I've essentially just modified the function above using the rotation matrix expressions from here- I haven't had time to write a test-case yet, so use with caution.

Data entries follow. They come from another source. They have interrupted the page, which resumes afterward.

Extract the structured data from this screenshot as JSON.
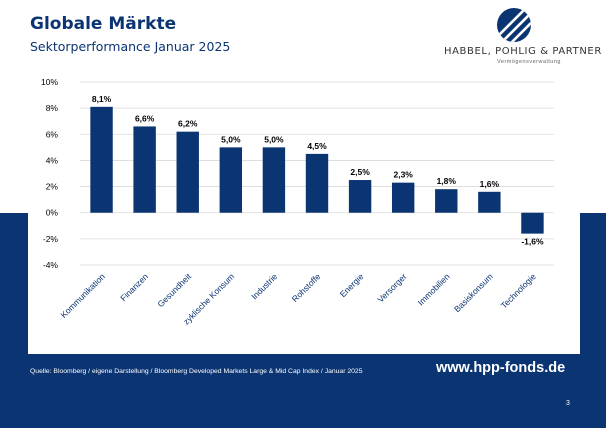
{
  "header": {
    "title": "Globale Märkte",
    "subtitle": "Sektorperformance Januar 2025"
  },
  "logo": {
    "name": "HABBEL, POHLIG & PARTNER",
    "tagline": "Vermögensverwaltung",
    "icon": "sail-logo-icon"
  },
  "chart_data": {
    "type": "bar",
    "categories": [
      "Kommunikation",
      "Finanzen",
      "Gesundheit",
      "zyklische Konsum",
      "Industrie",
      "Rohstoffe",
      "Energie",
      "Versorger",
      "Immobilien",
      "Basiskonsum",
      "Technologie"
    ],
    "values": [
      8.1,
      6.6,
      6.2,
      5.0,
      5.0,
      4.5,
      2.5,
      2.3,
      1.8,
      1.6,
      -1.6
    ],
    "data_labels": [
      "8,1%",
      "6,6%",
      "6,2%",
      "5,0%",
      "5,0%",
      "4,5%",
      "2,5%",
      "2,3%",
      "1,8%",
      "1,6%",
      "-1,6%"
    ],
    "y_ticks": [
      10,
      8,
      6,
      4,
      2,
      0,
      -2,
      -4
    ],
    "y_tick_labels": [
      "10%",
      "8%",
      "6%",
      "4%",
      "2%",
      "0%",
      "-2%",
      "-4%"
    ],
    "ylim": [
      -4,
      10
    ],
    "grid": true,
    "bar_color": "#0b3473"
  },
  "footer": {
    "source": "Quelle: Bloomberg / eigene Darstellung / Bloomberg Developed Markets Large & Mid Cap Index / Januar 2025",
    "website": "www.hpp-fonds.de",
    "page_number": "3"
  },
  "colors": {
    "brand": "#0b3473",
    "background": "#ffffff",
    "grid": "#d9d9d9"
  }
}
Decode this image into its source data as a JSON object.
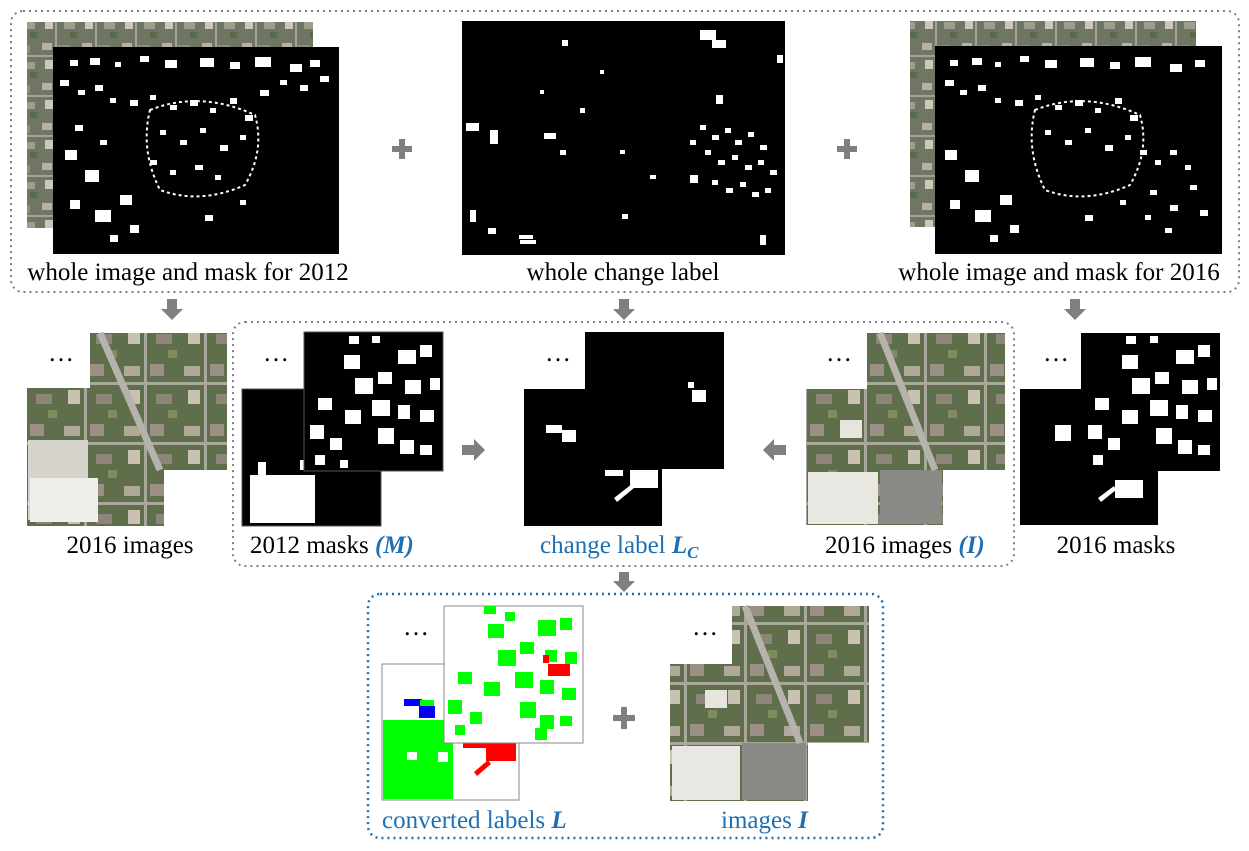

我基本上只是使用这里的旋转矩阵表达式修改了上面的函数- 我还没有时间编写测试用例,所以请谨慎使用。

回答by rth

Here is an algorithm to calculate the bounding box for N dimensional arrays,

这是一个计算 N 维数组边界框的算法,

def get_bounding_box(x):
    """ Calculates the bounding box of a ndarray"""
    mask = x == 0
    bbox = []
    all_axis = np.arange(x.ndim)
    for kdim in all_axis:
        nk_dim = np.delete(all_axis, kdim)
        mask_i = mask.all(axis=tuple(nk_dim))
        dmask_i = np.diff(mask_i)
        idx_i = np.nonzero(dmask_i)[0]
        if len(idx_i) != 2:
            raise ValueError('Algorithm failed, {} does not have 2 elements!'.format(idx_i))
        bbox.append(slice(idx_i[0]+1, idx_i[1]+1))
    return bbox

which can be used with 2D, 3D, etc arrays as follows,

可用于 2D、3D 等数组,如下所示,

In [1]: print((img2!=0).astype(int))
   ...: bbox = get_bounding_box(img2)
   ...: print((img2[bbox]!=0).astype(int))
   ...: 
[[0 0 0 0 0 0 0 0 0 0 0 0 0 0 0 0 0 0 0 0]
 [0 0 0 0 0 0 0 0 0 0 0 0 0 0 0 0 0 0 0 0]
 [0 0 0 0 0 0 0 0 0 0 0 0 0 0 0 0 0 0 0 0]
 [0 0 0 0 0 0 0 0 0 1 1 0 0 0 0 0 0 0 0 0]
 [0 0 0 0 0 0 0 0 1 1 1 1 0 0 0 0 0 0 0 0]
 [0 0 0 0 0 0 0 1 1 1 1 1 1 0 0 0 0 0 0 0]
 [0 0 0 0 0 0 1 1 1 1 1 1 1 1 0 0 0 0 0 0]
 [0 0 0 0 0 1 1 1 1 1 1 1 1 1 1 0 0 0 0 0]
 [0 0 0 0 1 1 1 1 1 1 1 1 1 1 1 1 0 0 0 0]
 [0 0 0 1 1 1 1 1 1 1 1 1 1 1 1 1 1 0 0 0]
 [0 0 0 1 1 1 1 1 1 1 1 1 1 1 1 1 1 0 0 0]
 [0 0 0 0 1 1 1 1 1 1 1 1 1 1 1 1 0 0 0 0]
 [0 0 0 0 0 1 1 1 1 1 1 1 1 1 1 0 0 0 0 0]
 [0 0 0 0 0 0 1 1 1 1 1 1 1 1 0 0 0 0 0 0]
 [0 0 0 0 0 0 0 1 1 1 1 1 1 0 0 0 0 0 0 0]
 [0 0 0 0 0 0 0 0 1 1 1 1 0 0 0 0 0 0 0 0]
 [0 0 0 0 0 0 0 0 0 1 1 0 0 0 0 0 0 0 0 0]
 [0 0 0 0 0 0 0 0 0 0 0 0 0 0 0 0 0 0 0 0]
 [0 0 0 0 0 0 0 0 0 0 0 0 0 0 0 0 0 0 0 0]
 [0 0 0 0 0 0 0 0 0 0 0 0 0 0 0 0 0 0 0 0]]
[[0 0 0 0 0 0 1 1 0 0 0 0 0 0]
 [0 0 0 0 0 1 1 1 1 0 0 0 0 0]
 [0 0 0 0 1 1 1 1 1 1 0 0 0 0]
 [0 0 0 1 1 1 1 1 1 1 1 0 0 0]
 [0 0 1 1 1 1 1 1 1 1 1 1 0 0]
 [0 1 1 1 1 1 1 1 1 1 1 1 1 0]
 [1 1 1 1 1 1 1 1 1 1 1 1 1 1]
 [1 1 1 1 1 1 1 1 1 1 1 1 1 1]
 [0 1 1 1 1 1 1 1 1 1 1 1 1 0]
 [0 0 1 1 1 1 1 1 1 1 1 1 0 0]
 [0 0 0 1 1 1 1 1 1 1 1 0 0 0]
 [0 0 0 0 1 1 1 1 1 1 0 0 0 0]
 [0 0 0 0 0 1 1 1 1 0 0 0 0 0]
 [0 0 0 0 0 0 1 1 0 0 0 0 0 0]]

Although replacing the np.diffand np.nonzerocalls by one np.wheremight be better.

尽管将np.diffnp.nonzero电话替换为一个np.where可能会更好。

回答by Allan Zelener

I was able to squeeze out a little more performance by replacing np.wherewith np.argmaxand working on a boolean mask.

我能够通过更换挤出一点更多的性能np.wherenp.argmax和工作的一个布尔面具。

def bbox(img):
    img = (img > 0)
    rows = np.any(img, axis=1)
    cols = np.any(img, axis=0)
    rmin, rmax = np.argmax(rows), img.shape[0] - 1 - np.argmax(np.flipud(rows))
    cmin, cmax = np.argmax(cols), img.shape[1] - 1 - np.argmax(np.flipud(cols))
    return rmin, rmax, cmin, cmax

This was about 10μs faster for me than the bbox2 solution above on the same benchmark. There should also be a way to just use the result of argmax to find the non-zero rows and columns, avoiding the extra search done by using np.any, but this may require some tricky indexing that I wasn't able to get working efficiently with simple vectorized code.

在相同的基准测试中,这比上面的 bbox2 解决方案快了大约 10 微秒。还应该有一种方法可以只使用 argmax 的结果来查找非零行和列,避免使用 完成额外的搜索np.any,但这可能需要一些棘手的索引,我无法使用简单的矢量化代码。